Harold Wheeler graduated from the Classical High School in Providence RI in 1906 and then entered Brown University.  While in college he worked in various positions at the Providence (RI) Public Library.  After graduating with honors from Brown in 1910, Wheeler became a reading room assistant at the Library of Congress.  He quit LC in 1912 to attend the New York State Library School and finished the two-year degree program in a single year.
Harold Wheeler was immediately hired as one of the three men who were hired to head NYPL branches in the 1913-1917 period.  Wheeler started as the First Assistant at the Hamilton Fish Park Branch (serving under another of the three men, Frederick Goodell) and within six weeks Wheeler was promoted to take over the branch.

In March 1916, Wheeler resigned from NYPL to become the head of the School of Mines and Metallurgy Library at the University of Missouri at Rolla.  He left academia in 1921 to head the Hackley Public Library in Muskegon, Michigan.  At Muskegon, he was credited with more than doubling circulation in his first 5 years there.  Wheeler died suddenly in 1928.

Harold L. Wheeler was the younger brother of Joseph L. Wheeler (1884-1970) who was Director of the Enoch Pratt Free Library, 1926-1945.

Wednesday, January 4, 2012


Margarethe (also called Marga) Kortenbeutel received her BA from the New Jersey College for Women (now Douglass College) in 1933 and already knew that she wanted to be a librarian.  She began as an NYPL substitute in 1934 during the midst of the Great Depression.  Ten years later she was still in an entry-level position when she was asked to be a witness at the US Senate Committee on Education and Labor hearings on the financial plight of white collar workers.  Kortenbeutel, who had created a monthly list of her itemized expenses, was asked to explain how she lived on her limited budget, and the New York Times noted that her “case history” captured the committee’s attention. 
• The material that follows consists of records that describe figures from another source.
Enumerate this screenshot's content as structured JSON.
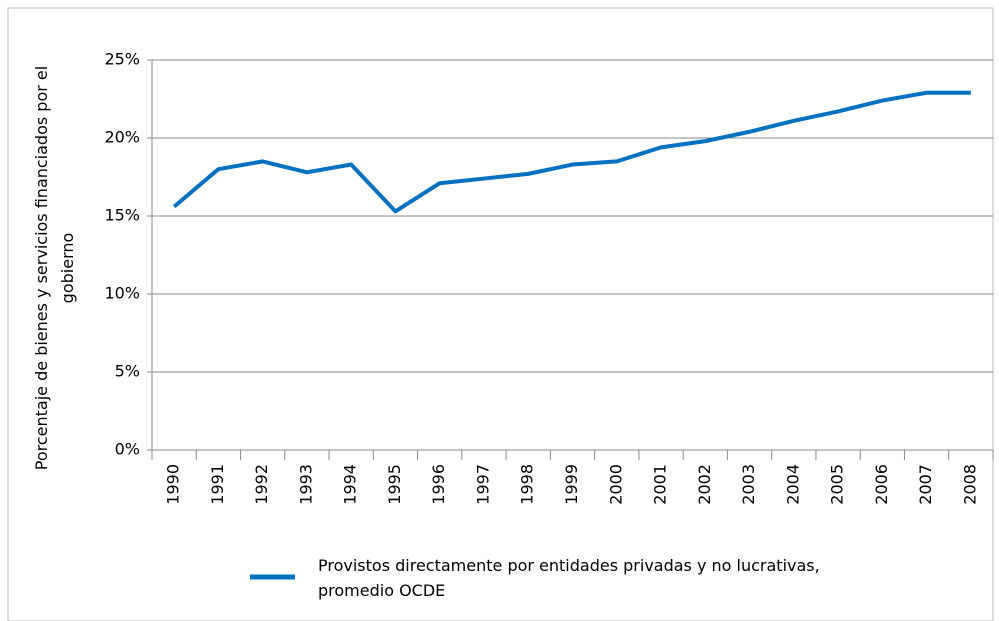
{
  "chart_data": {
    "type": "line",
    "y_label": [
      "Porcentaje de bienes y servicios financiados por el",
      "gobierno"
    ],
    "categories": [
      "1990",
      "1991",
      "1992",
      "1993",
      "1994",
      "1995",
      "1996",
      "1997",
      "1998",
      "1999",
      "2000",
      "2001",
      "2002",
      "2003",
      "2004",
      "2005",
      "2006",
      "2007",
      "2008"
    ],
    "series": [
      {
        "name": "Provistos directamente por entidades privadas y no lucrativas, promedio OCDE",
        "color": "#0070c0",
        "values": [
          15.6,
          18.0,
          18.5,
          17.8,
          18.3,
          15.3,
          17.1,
          17.4,
          17.7,
          18.3,
          18.5,
          19.4,
          19.8,
          20.4,
          21.1,
          21.7,
          22.4,
          22.9,
          22.9
        ]
      }
    ],
    "ylim": [
      0,
      25
    ],
    "yticks": [
      {
        "value": 0,
        "label": "0%"
      },
      {
        "value": 5,
        "label": "5%"
      },
      {
        "value": 10,
        "label": "10%"
      },
      {
        "value": 15,
        "label": "15%"
      },
      {
        "value": 20,
        "label": "20%"
      },
      {
        "value": 25,
        "label": "25%"
      }
    ],
    "grid": true,
    "legend": "bottom"
  }
}
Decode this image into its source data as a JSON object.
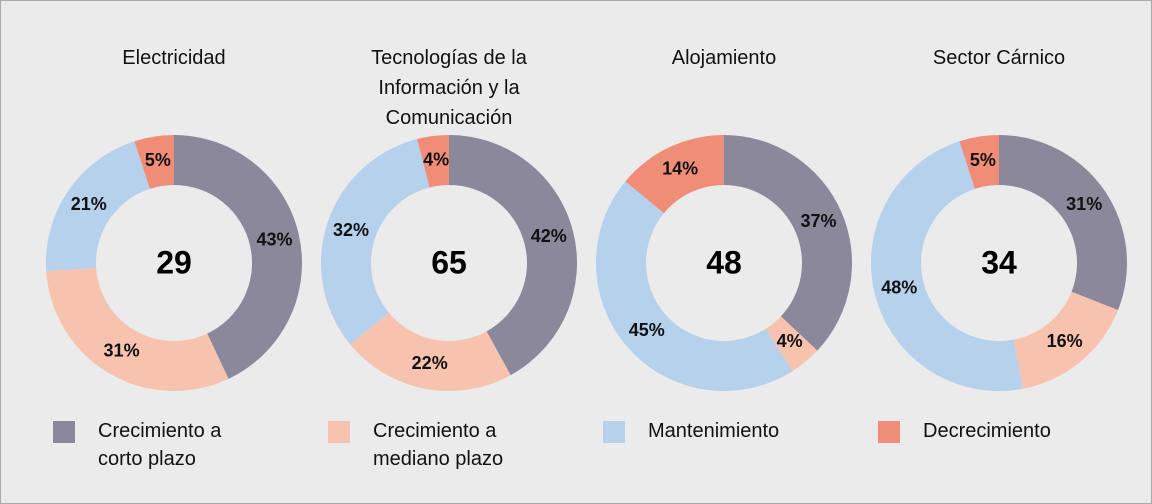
{
  "legend": {
    "categories": [
      "Crecimiento a corto plazo",
      "Crecimiento a mediano plazo",
      "Mantenimiento",
      "Decrecimiento"
    ],
    "colors": [
      "#8b889b",
      "#f7c3ae",
      "#b5d1eb",
      "#f08d77"
    ]
  },
  "chart_data": [
    {
      "type": "donut",
      "title": "Electricidad",
      "center": 29,
      "values": [
        43,
        31,
        21,
        5
      ],
      "value_labels": [
        "43%",
        "31%",
        "21%",
        "5%"
      ]
    },
    {
      "type": "donut",
      "title": "Tecnologías de la Información y la Comunicación",
      "center": 65,
      "values": [
        42,
        22,
        32,
        4
      ],
      "value_labels": [
        "42%",
        "22%",
        "32%",
        "4%"
      ]
    },
    {
      "type": "donut",
      "title": "Alojamiento",
      "center": 48,
      "values": [
        37,
        4,
        45,
        14
      ],
      "value_labels": [
        "37%",
        "4%",
        "45%",
        "14%"
      ]
    },
    {
      "type": "donut",
      "title": "Sector Cárnico",
      "center": 34,
      "values": [
        31,
        16,
        48,
        5
      ],
      "value_labels": [
        "31%",
        "16%",
        "48%",
        "5%"
      ]
    }
  ]
}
Kortenbeutel testified that she had no extra money at the end of the month although she sewed her own clothes and got “one good cheap meal a day at the library”.  That meal was a shared one cooked by the branch staff (on Library time) at a cost of 25¢ each, and she noted that for “about everyone this dinner is the main meal of the day.”  Before she left the witness table, Kortenbeutel was asked why she stayed at the Library given her financial hardships. “I am quite willing to stay,” she replied. “I happen to be very interested in my work, and I like working with all kinds of people.”  She then added, “I am really not interested in just making money, but I would like not to starve to death.”

Kortenbeutel’s financial situation improved somewhat the following year when she was promoted to be the First Assistant at the Ottendorfer Branch.  In 1947 she was promoted to Branch Librarian at the 67th Street Branch and retired in 1970.

Today would be Margarethe Kortenbeutel’s 99th birthday.

Tuesday, January 3, 2012


Anne (or Annie) Shuck was born in Texas and graduated from Kansas City (M0) High School in 1905.  In 1909 she received her AB in Greek from Wellesley College, and afterwards she taught mathematics at Central High School in Fort Worth, 1909-1913.
Shuck married George Howard Hutchins, probably in 1913. 

By 1917 she was in the New York City area working as the Assistant Director for the US War Camp Community Service.

Anne Hutchins attended the US Secretarial School in 1920 and worked as a stenographer in the NYPL Library School, 1921-1923.  During this same period she also was a student in the Library School and earned her one-year certificate in 1923.  She took additional courses in 1925-1926 but never finished the two-year program.

After graduation Hutchins became the stenographer for the Chief of the Circulation Department.  In 1925 she was transferred to be the First Assistant at the Hamilton Fish Park Branch.  In 1926 she was promoted to Branch Librarian at the High Bridge Branch and served there until 1943 when she was promoted to be Superintendent of the Extension Division.  Hutchins retired from NYPL in 1952.

Anne Hutchins is believed to be the only member of the Christian Scientist church among the Branch Librarians.

Today would be the 124th birthday of Anne S. Hutchins.